A prospective study including consecutive adult patients undergoing EUS was performed between June 2024 and October 2025. The liver was assessed using DFI. Real-time CADe software analyzed live DFI images, detecting and counting fine vessels. Average fine vessel count (AVC) was defined as the mean vessel count detected by the CADe during the procedure. Ten external physicians, divided into senior (40%) and fellow (60%) endoscopists, evaluated 10 randomly selected EUS-DFI videos to provide vessel counts and categorical interpretation. Intra-class correlation (ICC) and interobserver agreement (IOA) were calculated.

Results

Sixty participants were included (Pathological: 48; Healthy: 12). Mean age was 59.7 ± 13.6 and 52.0 ± 16.0 (p>.05), and 58.3% were female (p=.512). The most common pathology was alcoholic liver disease, and 68.8% of cases had mild liver disease (Child-Pugh A) (Table 1). CADe provided an AVC of 13.6 ± 5.6 in pathologic and 6.2 ± 7.2 for healthy liver (p<0.05). The maximum fine vessel count (MVC) for pathological liver was 49.0 ± 13.3 and 25.1 ± 16.8 for healthy liver (p<.05). Sensitivity, specificity, positive and negative predictive values, and observed agreement for distinguishing between pathological from healthy liver were 94%, 83%, 96%, 77%, and 92%, respectively.
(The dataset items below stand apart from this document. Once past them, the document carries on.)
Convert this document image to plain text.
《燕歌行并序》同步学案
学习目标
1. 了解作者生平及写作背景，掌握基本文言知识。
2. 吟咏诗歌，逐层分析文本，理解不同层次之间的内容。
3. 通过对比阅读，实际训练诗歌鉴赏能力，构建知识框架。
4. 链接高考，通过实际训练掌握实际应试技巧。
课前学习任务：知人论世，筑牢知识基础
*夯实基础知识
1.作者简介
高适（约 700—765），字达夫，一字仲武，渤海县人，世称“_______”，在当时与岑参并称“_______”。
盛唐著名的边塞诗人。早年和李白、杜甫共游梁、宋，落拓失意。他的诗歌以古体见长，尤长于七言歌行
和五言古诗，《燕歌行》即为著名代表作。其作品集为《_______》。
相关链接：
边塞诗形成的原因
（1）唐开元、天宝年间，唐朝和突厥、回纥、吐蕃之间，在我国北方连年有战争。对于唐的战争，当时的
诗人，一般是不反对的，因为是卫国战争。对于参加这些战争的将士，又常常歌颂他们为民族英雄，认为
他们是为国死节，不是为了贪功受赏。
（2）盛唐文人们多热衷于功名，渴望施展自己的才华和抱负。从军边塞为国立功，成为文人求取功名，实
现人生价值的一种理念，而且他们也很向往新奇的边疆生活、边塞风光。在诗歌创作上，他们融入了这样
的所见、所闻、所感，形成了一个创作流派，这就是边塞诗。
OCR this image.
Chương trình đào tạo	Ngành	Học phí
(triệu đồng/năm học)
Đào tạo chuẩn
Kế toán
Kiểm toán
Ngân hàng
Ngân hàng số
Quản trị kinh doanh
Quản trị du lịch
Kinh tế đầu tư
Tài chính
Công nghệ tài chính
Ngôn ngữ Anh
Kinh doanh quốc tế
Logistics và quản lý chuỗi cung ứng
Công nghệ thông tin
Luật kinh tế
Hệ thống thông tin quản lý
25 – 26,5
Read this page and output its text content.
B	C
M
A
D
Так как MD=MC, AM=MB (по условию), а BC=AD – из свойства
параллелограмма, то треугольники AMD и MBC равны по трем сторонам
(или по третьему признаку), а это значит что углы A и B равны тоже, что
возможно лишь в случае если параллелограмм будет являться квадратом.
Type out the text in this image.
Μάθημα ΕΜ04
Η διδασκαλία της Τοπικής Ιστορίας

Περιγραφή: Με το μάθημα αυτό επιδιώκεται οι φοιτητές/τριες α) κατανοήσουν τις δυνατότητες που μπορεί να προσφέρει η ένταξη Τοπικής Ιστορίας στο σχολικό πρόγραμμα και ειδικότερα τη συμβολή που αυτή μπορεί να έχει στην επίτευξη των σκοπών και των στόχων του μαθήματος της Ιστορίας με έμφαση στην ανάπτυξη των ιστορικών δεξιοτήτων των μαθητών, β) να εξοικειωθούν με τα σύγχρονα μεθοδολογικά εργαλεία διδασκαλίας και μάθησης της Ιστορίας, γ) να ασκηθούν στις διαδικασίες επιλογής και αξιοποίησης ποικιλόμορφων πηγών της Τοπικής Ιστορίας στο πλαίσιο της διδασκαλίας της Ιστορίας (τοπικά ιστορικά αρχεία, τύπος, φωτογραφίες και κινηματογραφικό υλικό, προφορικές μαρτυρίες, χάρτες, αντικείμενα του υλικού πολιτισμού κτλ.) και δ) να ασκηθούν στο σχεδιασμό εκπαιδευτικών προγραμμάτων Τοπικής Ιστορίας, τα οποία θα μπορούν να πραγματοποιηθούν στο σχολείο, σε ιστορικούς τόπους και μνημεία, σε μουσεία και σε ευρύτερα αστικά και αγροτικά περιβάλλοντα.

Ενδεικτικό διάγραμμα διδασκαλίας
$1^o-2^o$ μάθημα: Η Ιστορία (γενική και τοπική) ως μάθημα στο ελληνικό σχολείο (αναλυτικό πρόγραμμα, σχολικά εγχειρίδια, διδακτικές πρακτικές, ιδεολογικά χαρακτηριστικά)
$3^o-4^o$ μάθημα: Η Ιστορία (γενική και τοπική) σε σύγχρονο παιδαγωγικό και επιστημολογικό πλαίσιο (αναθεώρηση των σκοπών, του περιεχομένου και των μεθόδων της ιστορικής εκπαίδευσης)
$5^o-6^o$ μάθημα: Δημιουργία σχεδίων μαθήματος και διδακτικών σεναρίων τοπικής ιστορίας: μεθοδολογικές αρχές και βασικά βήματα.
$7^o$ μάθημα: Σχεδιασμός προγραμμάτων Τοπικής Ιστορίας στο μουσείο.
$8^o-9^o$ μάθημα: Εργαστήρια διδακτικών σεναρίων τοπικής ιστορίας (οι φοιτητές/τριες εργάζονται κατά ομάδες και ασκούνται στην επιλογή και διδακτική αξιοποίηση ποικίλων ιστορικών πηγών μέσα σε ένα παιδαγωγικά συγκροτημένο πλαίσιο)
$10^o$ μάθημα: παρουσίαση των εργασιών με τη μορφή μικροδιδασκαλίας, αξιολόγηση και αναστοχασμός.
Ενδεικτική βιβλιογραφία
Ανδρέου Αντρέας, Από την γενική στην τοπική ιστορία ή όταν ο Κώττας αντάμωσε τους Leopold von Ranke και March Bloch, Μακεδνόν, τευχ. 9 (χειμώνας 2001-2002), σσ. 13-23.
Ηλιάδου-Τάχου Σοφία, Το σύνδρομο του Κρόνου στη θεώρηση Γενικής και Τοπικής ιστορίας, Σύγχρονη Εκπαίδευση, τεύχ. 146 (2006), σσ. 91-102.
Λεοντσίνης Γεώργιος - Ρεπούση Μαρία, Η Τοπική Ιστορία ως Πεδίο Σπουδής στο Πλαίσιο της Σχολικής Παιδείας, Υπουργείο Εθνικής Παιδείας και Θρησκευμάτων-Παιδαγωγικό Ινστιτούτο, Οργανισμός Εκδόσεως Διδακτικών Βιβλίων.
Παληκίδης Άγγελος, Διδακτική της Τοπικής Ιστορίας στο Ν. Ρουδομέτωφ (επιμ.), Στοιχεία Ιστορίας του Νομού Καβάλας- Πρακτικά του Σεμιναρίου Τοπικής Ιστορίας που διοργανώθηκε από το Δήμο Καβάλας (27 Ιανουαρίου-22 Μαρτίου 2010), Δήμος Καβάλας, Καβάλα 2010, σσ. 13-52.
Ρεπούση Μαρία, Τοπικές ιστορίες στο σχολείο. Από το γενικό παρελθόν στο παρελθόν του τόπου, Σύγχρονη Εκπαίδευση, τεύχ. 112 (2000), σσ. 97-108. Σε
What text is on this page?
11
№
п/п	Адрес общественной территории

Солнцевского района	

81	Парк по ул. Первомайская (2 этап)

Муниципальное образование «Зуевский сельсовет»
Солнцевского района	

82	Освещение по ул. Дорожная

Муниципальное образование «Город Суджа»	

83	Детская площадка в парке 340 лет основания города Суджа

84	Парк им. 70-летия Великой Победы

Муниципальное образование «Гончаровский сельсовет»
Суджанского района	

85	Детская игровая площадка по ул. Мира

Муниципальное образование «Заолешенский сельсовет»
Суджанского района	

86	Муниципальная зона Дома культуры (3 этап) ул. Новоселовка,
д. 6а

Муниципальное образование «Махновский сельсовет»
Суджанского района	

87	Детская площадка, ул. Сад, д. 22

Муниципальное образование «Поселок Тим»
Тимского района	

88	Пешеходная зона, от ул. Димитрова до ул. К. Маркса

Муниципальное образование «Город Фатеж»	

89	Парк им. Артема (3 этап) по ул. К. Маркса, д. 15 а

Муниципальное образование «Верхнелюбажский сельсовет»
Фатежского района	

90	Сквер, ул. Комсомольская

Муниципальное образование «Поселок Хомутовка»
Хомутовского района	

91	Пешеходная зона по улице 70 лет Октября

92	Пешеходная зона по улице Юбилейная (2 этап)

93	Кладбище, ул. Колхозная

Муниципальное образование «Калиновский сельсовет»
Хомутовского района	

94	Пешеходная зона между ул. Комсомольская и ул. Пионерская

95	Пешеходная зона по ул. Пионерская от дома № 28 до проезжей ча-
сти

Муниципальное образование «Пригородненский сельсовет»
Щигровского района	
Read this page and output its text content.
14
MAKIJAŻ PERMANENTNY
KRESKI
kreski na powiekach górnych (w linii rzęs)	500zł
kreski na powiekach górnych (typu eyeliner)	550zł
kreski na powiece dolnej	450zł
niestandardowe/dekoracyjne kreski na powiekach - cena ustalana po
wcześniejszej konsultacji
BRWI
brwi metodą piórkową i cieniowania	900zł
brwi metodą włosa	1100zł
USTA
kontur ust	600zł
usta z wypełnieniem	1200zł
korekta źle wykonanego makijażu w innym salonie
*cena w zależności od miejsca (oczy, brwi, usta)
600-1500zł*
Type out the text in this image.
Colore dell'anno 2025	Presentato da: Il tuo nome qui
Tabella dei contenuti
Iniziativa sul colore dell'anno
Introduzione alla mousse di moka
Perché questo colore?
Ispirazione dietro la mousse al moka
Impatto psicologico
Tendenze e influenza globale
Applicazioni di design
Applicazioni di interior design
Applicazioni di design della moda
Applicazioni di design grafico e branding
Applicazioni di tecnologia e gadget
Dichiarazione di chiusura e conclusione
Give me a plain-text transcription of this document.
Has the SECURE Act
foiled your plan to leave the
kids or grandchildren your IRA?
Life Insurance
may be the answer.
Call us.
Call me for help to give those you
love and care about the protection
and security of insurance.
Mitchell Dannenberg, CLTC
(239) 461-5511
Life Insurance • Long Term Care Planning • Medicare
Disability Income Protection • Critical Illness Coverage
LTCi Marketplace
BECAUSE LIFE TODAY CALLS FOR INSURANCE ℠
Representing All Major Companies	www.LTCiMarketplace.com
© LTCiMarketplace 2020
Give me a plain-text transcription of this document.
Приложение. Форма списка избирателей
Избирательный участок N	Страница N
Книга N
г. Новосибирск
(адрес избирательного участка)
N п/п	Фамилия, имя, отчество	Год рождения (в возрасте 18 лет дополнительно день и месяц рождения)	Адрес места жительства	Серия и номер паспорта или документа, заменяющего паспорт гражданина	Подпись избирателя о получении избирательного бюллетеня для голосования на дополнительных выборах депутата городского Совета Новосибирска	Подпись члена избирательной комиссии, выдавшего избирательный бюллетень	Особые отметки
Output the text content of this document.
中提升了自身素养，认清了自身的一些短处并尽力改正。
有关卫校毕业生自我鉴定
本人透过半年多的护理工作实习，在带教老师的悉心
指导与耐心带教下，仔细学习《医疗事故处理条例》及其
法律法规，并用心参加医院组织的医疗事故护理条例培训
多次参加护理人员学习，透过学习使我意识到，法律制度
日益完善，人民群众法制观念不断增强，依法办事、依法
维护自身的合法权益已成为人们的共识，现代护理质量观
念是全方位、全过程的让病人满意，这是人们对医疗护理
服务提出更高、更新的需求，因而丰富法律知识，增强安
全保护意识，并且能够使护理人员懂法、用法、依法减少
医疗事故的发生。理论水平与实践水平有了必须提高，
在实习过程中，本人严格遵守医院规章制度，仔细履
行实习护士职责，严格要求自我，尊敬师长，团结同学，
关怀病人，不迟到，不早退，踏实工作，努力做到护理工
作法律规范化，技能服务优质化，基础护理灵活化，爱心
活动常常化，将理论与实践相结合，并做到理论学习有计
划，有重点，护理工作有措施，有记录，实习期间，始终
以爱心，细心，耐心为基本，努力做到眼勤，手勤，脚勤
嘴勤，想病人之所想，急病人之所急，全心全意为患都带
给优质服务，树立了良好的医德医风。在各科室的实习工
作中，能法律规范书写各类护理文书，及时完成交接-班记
Visual assessment showed poor ICC in both senior (-0.02, p=.545) and fellow (-0.01, p=.513). Additionally, categorical interpretation (healthy or pathological liver) achieved poor agreement (senior: k=0.05, p=.697; fellows: -0.01, p=.846).

Conclusions

AI-assisted DFI enables objective quantification of hepatic microvascularity and distinguishes pathological from healthy liver tissue. The AI-derived average vessel count demonstrated strong diagnostic performance. Human evaluation, regardless of expertise level, showed poor interobserver agreement and minimal reliability. Real-time AI-enhanced DFI vessel count is a quantitative alternative for liver microvascular assessment, with potential applicability when contrast agents are unavailable or contraindicated. Further validation against CE-EUS across broader liver disease severities are needed.